SportsPickle.com: “UMBC sees spike in applications among total morons who only hear of universities through sports success.”

TheOnion.com: “Is it time for the NCAA to start paying the coaches?”

Fark.com: “Sam Bradford will sign with Arizona, citing the state’s top-notch hospitals and physical-therapy facilities.”

SportsPickle.com: “Report: Sister Jean negotiating deal with Golden State Warriors.”

TheOnion.com: “Which NCAA Tournament team will struggle most with the pressure of playing under  FBI surveillance?”

TheOnion.com: “Why is March Madness the only time we get to see good, old fashioned, fundamental gambling?”

Fark.com: “Tiger Woods is in the lead of a real live golf tournament. Welcome to 2008.”

My takes

Rehastagging this week’s top Tweets from @Randy_Beard11:

  • The Power of the MVC: Loyola Chicago is Final Four bound
  • My NCAA hoops bracket was busted last weekend, but tonight I lost my pick to win it all when Purdue fell to Texas Tech by double digits. It really isn’t much consolation the Red Raiders are coached by a BEARD. Disappointed for Matt Painter, but I am pulling for Chris Beard.
  • Strong comeback effort by Clemson in 80-76 loss to Kansas in Sweet 16. The early deficit was just too much but all Brad Brownell’s doubters should be lining up for 2018-19 season tickets at Littlejohn.
  • It won’t happen overnight. And unfortunately I won’t be here to see if it happens at all (since I’m moving to SC), but I think UE made the right decision in hiring @waltermccarty as the Aces’ next basketball coach.

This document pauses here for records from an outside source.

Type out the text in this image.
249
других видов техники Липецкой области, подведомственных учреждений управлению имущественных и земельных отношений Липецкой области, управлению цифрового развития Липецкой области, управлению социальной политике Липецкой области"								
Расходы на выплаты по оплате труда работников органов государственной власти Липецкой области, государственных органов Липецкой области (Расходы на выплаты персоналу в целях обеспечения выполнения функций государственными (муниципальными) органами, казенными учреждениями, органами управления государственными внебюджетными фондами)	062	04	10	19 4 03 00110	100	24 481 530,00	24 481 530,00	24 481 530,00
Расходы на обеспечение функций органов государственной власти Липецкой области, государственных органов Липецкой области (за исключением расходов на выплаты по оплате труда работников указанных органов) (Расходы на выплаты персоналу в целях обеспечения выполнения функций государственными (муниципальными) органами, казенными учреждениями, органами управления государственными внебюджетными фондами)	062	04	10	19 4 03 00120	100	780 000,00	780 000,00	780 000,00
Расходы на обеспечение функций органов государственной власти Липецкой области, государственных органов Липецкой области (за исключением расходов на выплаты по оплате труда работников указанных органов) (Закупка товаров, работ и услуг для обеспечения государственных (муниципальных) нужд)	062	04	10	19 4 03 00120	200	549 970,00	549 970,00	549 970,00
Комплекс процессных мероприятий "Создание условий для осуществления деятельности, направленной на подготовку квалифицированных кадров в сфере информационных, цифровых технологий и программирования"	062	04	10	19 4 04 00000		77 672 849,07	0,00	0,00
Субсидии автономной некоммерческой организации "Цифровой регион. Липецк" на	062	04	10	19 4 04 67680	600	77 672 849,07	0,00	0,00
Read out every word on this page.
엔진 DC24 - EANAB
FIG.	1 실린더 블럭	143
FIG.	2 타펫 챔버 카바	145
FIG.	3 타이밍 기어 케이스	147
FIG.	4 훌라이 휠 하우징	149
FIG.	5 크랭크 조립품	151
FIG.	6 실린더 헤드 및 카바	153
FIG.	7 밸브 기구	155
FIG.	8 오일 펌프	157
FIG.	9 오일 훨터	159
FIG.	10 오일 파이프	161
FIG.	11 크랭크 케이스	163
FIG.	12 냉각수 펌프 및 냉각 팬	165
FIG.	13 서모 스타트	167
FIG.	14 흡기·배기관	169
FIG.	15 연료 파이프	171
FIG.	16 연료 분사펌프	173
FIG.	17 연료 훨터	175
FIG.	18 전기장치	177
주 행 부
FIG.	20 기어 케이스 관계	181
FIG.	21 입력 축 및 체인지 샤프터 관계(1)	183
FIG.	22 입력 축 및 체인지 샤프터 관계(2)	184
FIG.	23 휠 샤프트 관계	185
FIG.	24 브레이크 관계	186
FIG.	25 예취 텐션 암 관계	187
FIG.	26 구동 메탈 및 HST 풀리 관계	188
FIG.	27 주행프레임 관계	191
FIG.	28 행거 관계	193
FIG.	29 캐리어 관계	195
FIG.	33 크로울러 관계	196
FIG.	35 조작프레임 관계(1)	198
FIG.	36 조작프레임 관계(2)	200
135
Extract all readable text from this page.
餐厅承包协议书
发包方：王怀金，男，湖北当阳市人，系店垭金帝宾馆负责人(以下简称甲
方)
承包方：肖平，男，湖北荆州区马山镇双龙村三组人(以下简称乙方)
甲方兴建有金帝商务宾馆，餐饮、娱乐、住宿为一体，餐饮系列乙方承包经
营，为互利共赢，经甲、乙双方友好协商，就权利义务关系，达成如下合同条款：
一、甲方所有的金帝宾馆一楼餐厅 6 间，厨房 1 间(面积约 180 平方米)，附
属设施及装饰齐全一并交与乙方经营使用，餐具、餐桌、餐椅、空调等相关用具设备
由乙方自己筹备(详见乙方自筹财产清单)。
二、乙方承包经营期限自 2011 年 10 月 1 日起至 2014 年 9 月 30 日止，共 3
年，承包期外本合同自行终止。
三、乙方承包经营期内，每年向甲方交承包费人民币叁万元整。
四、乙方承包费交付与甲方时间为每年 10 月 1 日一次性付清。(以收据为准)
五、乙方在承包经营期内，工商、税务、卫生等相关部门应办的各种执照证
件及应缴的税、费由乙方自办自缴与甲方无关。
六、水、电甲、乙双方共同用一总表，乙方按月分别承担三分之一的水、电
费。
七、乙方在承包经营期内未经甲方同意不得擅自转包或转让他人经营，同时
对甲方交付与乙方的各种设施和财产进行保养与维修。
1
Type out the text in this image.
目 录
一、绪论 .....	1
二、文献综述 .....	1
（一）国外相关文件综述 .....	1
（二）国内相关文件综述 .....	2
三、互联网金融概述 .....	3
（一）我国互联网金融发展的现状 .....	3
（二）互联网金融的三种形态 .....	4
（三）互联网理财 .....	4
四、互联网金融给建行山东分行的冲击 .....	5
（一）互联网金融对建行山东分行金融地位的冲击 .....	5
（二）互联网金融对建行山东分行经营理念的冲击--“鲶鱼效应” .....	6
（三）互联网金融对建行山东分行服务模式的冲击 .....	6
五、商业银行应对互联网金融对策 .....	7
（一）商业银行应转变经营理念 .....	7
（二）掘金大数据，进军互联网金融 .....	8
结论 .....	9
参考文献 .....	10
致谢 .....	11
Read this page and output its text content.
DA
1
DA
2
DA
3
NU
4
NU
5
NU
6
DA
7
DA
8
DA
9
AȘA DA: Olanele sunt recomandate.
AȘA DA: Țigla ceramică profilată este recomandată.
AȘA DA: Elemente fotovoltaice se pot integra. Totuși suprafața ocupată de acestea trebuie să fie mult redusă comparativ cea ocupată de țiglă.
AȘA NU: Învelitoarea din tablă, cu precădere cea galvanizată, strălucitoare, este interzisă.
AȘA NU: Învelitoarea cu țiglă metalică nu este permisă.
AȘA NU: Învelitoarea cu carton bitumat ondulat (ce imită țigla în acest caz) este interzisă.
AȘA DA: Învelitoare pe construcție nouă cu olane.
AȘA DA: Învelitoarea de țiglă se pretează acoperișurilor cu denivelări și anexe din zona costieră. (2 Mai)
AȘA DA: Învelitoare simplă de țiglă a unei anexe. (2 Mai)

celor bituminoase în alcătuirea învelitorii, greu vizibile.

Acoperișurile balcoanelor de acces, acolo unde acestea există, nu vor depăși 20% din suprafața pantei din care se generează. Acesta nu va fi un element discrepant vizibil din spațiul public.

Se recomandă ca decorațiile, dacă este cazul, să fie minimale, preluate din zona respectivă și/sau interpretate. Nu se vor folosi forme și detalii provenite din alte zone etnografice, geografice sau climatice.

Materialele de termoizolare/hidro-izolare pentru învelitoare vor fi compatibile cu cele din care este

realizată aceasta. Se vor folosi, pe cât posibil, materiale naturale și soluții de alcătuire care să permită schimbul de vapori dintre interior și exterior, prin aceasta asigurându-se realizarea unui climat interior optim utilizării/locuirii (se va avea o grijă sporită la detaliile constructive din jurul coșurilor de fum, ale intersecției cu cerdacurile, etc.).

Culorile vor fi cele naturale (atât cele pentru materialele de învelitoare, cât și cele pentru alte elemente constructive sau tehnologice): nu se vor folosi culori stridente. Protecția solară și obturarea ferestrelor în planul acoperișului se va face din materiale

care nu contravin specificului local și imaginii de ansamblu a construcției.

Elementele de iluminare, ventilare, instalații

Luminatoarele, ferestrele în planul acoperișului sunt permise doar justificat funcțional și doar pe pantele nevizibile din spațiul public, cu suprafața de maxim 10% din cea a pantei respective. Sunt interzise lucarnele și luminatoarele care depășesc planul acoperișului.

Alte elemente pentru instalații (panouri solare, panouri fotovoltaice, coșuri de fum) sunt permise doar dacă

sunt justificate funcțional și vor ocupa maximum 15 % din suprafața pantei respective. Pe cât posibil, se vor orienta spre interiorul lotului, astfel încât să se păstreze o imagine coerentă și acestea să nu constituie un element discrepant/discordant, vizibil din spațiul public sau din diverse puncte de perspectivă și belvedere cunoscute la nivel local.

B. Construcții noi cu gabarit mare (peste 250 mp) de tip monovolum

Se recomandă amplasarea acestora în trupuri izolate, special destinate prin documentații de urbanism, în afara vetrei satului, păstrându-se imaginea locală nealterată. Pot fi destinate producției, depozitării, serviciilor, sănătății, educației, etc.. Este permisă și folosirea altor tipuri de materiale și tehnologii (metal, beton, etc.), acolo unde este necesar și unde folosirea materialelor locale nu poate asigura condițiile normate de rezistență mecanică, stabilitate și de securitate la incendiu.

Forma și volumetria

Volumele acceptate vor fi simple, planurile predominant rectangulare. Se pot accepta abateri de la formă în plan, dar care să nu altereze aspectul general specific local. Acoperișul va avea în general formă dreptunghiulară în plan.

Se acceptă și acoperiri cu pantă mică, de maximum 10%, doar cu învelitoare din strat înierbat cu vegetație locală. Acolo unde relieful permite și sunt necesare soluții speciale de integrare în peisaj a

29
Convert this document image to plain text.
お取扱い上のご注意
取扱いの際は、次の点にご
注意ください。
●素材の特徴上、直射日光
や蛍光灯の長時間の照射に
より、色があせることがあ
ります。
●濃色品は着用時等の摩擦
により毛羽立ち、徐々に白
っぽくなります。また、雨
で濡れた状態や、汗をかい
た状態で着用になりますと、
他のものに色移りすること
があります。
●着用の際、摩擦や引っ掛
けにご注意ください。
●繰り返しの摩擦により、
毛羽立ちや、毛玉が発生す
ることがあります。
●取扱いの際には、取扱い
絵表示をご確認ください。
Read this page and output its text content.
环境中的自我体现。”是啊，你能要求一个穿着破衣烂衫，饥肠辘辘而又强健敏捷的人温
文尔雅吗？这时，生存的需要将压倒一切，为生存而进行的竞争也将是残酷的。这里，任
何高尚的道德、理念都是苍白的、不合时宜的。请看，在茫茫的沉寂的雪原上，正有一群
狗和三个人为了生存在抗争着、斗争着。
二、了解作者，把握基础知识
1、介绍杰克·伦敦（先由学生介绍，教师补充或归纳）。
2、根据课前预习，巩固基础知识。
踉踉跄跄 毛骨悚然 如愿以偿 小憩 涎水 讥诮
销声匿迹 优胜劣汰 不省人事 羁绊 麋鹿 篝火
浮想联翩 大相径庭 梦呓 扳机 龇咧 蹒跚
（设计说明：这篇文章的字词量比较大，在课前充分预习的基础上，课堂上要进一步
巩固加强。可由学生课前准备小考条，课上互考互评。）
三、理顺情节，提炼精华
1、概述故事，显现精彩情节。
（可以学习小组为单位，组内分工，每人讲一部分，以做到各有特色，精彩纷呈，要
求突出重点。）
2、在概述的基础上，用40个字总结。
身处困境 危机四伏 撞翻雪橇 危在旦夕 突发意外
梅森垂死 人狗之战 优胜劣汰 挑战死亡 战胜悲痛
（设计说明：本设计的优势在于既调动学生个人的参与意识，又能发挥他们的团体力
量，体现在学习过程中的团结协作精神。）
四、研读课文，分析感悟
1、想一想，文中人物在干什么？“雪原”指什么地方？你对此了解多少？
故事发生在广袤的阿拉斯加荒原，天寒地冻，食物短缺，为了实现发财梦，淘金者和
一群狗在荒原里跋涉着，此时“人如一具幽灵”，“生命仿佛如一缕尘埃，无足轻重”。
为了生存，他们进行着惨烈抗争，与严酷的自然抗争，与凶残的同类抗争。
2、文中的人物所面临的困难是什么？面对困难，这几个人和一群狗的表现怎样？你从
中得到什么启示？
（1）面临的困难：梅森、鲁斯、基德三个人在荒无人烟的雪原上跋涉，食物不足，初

Good luck, Walter!
  • Evansville’s Lilly King won the 200 breaststroke, winning her third-straight NCAA title in the event with best time in history – 2:02.60. King is first woman to break the 2:03:00 barrier. She also completed 100, 200 breast double for 3rd straight year. IU finished 8th in standings.

Taking it on chin

Comedian Ellen DeGeneres decided since Purdue Pete and his chunky chin reminds her of her good friend Jay Leno, she’d go with the Boilermakers over Texas Tech while making her Sweet 16 picks.

“It’s like hillbilly Elmo versus Jay Leno – Jay Leno in a hard hat,” she said. “Jay’s a friend of mine so I’m going to go with Jay,” said DeGeneres.

Alas, it wasn’t about Purdue Pete’s chin. It came down to Isaac Haas’ fractured right elbow that kept him on the bench.